The Association of Professional Financial Advisers is to probe upheld Financial Ombudsman Service decisions against advisers to build up a body of evidence to fight unfair rulings.

The trade body has warned the ombudsman's stance on certain complaints could undermine the existence of focused advice, which the Financial Conduct Authority defines as "advice focused, at the request of the customer, on the provision of personal recommendations relating to a specific need, designated investment or certain assets".

The trade body has asked advisers to send in cases where an ombudsman has found against them for actions a client took without their recommendation so it could build up a body of evidence.

Chris Hannant, Apfa’s director general, said the rules on this issue appeared to be ambiguous and he is keen to tackle this issue.

He said: “To what extent can focused advice really exist and how can you be responsible for something you don’t know about?

“To what extent can a client determine the services they want to receive and to what extent does the adviser have to be more invasive, as opposed to just accepting what they have been told?

“I have just been through the FCA’s guidance on the different types of advice and it is all very silent on this.

“I am going to get in touch with the policy people at the FCA because they are looking at the advice/guidance split at the moment.

“It puts a question mark over whether focused advice is possible.”

According to the FCA’s guidance, the provision of focused advice does not mean advisers do not have a duty to use reasonable skill, care and diligence.

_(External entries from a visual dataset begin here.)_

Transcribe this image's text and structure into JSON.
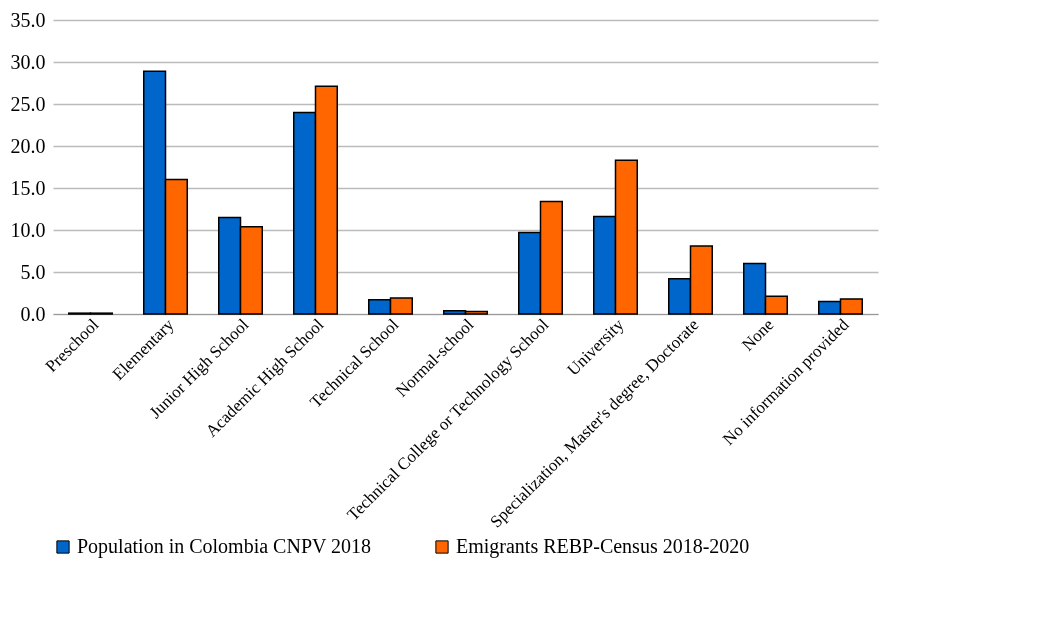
{
  "chart_data": {
    "type": "bar",
    "categories": [
      "Preschool",
      "Elementary",
      "Junior High School",
      "Academic High School",
      "Technical School",
      "Normal-school",
      "Technical College or Technology School",
      "University",
      "Specialization, Master's degree, Doctorate",
      "None",
      "No information provided"
    ],
    "series": [
      {
        "name": "Population in Colombia CNPV 2018",
        "color": "#0066cc",
        "values": [
          0.1,
          28.9,
          11.5,
          24.0,
          1.7,
          0.4,
          9.7,
          11.6,
          4.2,
          6.0,
          1.5
        ]
      },
      {
        "name": "Emigrants REBP-Census 2018-2020",
        "color": "#ff6600",
        "values": [
          0.1,
          16.0,
          10.4,
          27.1,
          1.9,
          0.3,
          13.4,
          18.3,
          8.1,
          2.1,
          1.8
        ]
      }
    ],
    "ylim": [
      0,
      35
    ],
    "yticks": [
      {
        "value": 0,
        "label": "0.0"
      },
      {
        "value": 5,
        "label": "5.0"
      },
      {
        "value": 10,
        "label": "10.0"
      },
      {
        "value": 15,
        "label": "15.0"
      },
      {
        "value": 20,
        "label": "20.0"
      },
      {
        "value": 25,
        "label": "25.0"
      },
      {
        "value": 30,
        "label": "30.0"
      },
      {
        "value": 35,
        "label": "35.0"
      }
    ],
    "grid": "y",
    "legend": "bottom"
  }
}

Mr Hannant said the issue was particularly common in the area of self-invested personal pensions, where an adviser might set one up for a client who then uses the pension pot to invest in an asset without informing the adviser.

For example, there have been instances where advisers have been told to pay compensation after setting up Sipps on an “execution-only” basis for clients who have invested in Harlequin or Stirling Mortimer.

In a recent case an adviser was told to pay out after recommending an investment in Connaught but also because the client unilaterally decided to increase their holding.

It was this case that prompted Neil Liversidge, managing director of West Riding Personal Finance Solutions, to raise the issue with Apfa and he said advisers who feel a decision against them has been “perverse or unjust” should contact the trade body.

He said: “If an adviser has no contract with a client for a particular transaction, how can he or she be justly held liable for its consequences?

“Moreover, clients who do [this] invariably do it for one reason and one reason only – so as to avoid paying a fee.

“In essence they are taking advantage of the adviser and cheating him or her.”